How fast does your heart beat?

This activity links with Grade 5 Science: Multicellular organisms and organs, and Curricular Competencies – questioning and predicting, planning and conducting an experiment.

What You Need

  • Paper towel tube or a length of plastic tubing that will fit the mouths of the funnels you have
  • 2 Funnels, one larger (~8cm wide mouth) and one smaller (2 or 3cm)
  • 1 balloon
  • Duct tape
  • A watch that shows seconds
  • A friend

What To Do

Part 1: Make your own stethoscope

This is the tool that doctors use to listen to your heartbeat.
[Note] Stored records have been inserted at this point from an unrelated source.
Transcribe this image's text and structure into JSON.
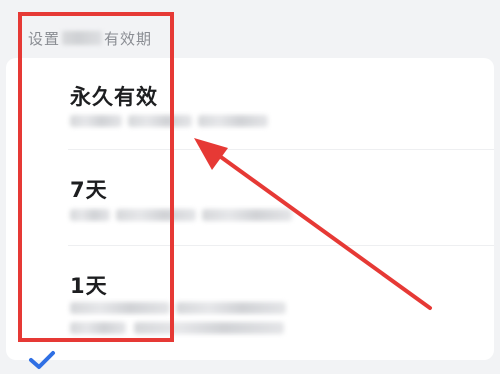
{
  "section": {
    "title_prefix": "设置",
    "title_suffix": "有效期"
  },
  "options": [
    {
      "label": "永久有效",
      "selected": false
    },
    {
      "label": "7天",
      "selected": false
    },
    {
      "label": "1天",
      "selected": true
    }
  ],
  "colors": {
    "accent": "#2f6fe4",
    "annotation": "#e63935",
    "background": "#f2f3f5",
    "card": "#ffffff"
  },
  "icons": {
    "selected": "checkmark-icon"
  }
}
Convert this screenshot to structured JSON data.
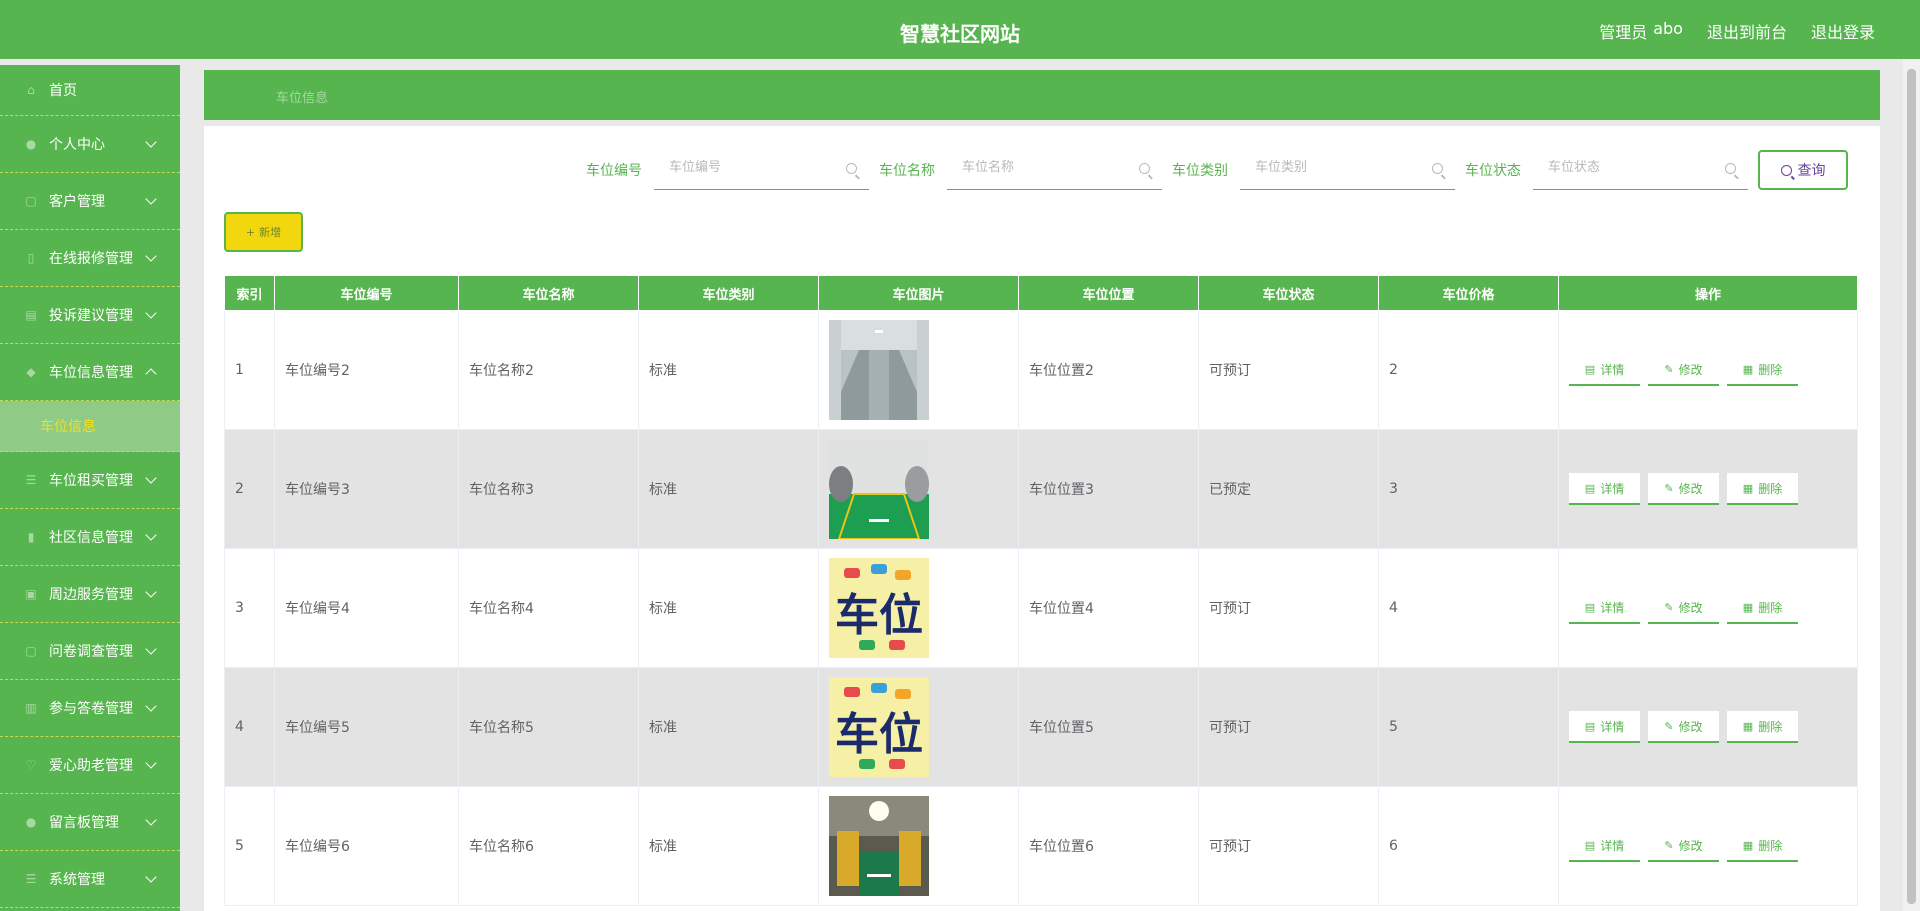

Cut the bottom off a balloon and put it over the wide end of the larger funnel. Get it as tight as possible – you should be able to tap it like a drum. Tape the cut edge of the balloon to the funnel.

Attach the funnels to the plastic tubing – one at each end. Secure with duct tape. If you are using a paper towel tube, you will only need the large funnel. Put the narrow end into the paper towel tube and secure the join with duct tape. The small funnel end is the listening piece and the larger one is the part you place on yourself or someone else to hear the heartbeat.

Part 2: Now you get to experiment

Predict how many times in a minute your heart will beat? How often do you think your parents or friends will beat in the same time?

a.    Check it out by gently placing the listening end of the stethoscope onto your friend’s chest when they are lying down on the ground or on the sofa. Put your ear to the other end and listen. It will sound like lub dub, lub dub …. . Each ‘lub dub’ is one heartbeat. Count the beats for ten seconds. Multiply this by 6 to get the beats per minute. This is your friend’s baseline heartbeat. Now switch and have your friend check your heartbeat for ten seconds. Multiply by 6. Are they different?

Now think about whether the heart beat might change at all. What do you think would happen if you measured your heartbeat standing up? After running really fast outside? After eating a big bowl of chocolate ice cream? Does whether you are hot or cold make a difference to your heartbeat?

b.    Check it out. Use the stethoscope to listen to the heartbeat after different activities. Always count the beats for the same length of time (ten seconds and then multiply by 6) so you can compare.

c.     What did you find out?

d.    Why do you think your heart might beat faster after exercise for example?

What about other animals?

e.    If you have a cat or dog, use your stethoscope to see what their heart beats are per minute.

What’s Going On:

Your heart is a pretty important and hardworking muscle. Its job is to pump blood all around your body. This brings oxygen and nutrients to our cells, from our heads to our toes.  

Young people usually have a heart rate of around 80 beats a minute. Adults have a little slower rate, around 70 beats every minute.

When you exercise, the muscles around your body (for example in your legs) need more oxygen, so your heart pumps faster to supply it. ­­ 

Did you know that an elephant’s heart beats 25 times a minute, and a mouse has a heartbeat of 650 times a minute? Wow!

SFU Scientists

Meet Peter Ruben, Heart Helper

Peter Ruben is a professor in the department of Biomedical Physiology & Kinesiology and the Associate Dean, Research and Advancement for the Faculty of Science. His work focuses on congenital heart diseases such as dysfunction of cardiac ion channels (channelopathies) and contractile proteins (cardiomyopathies) both of which can result in arrhythmias and sudden cardiac death.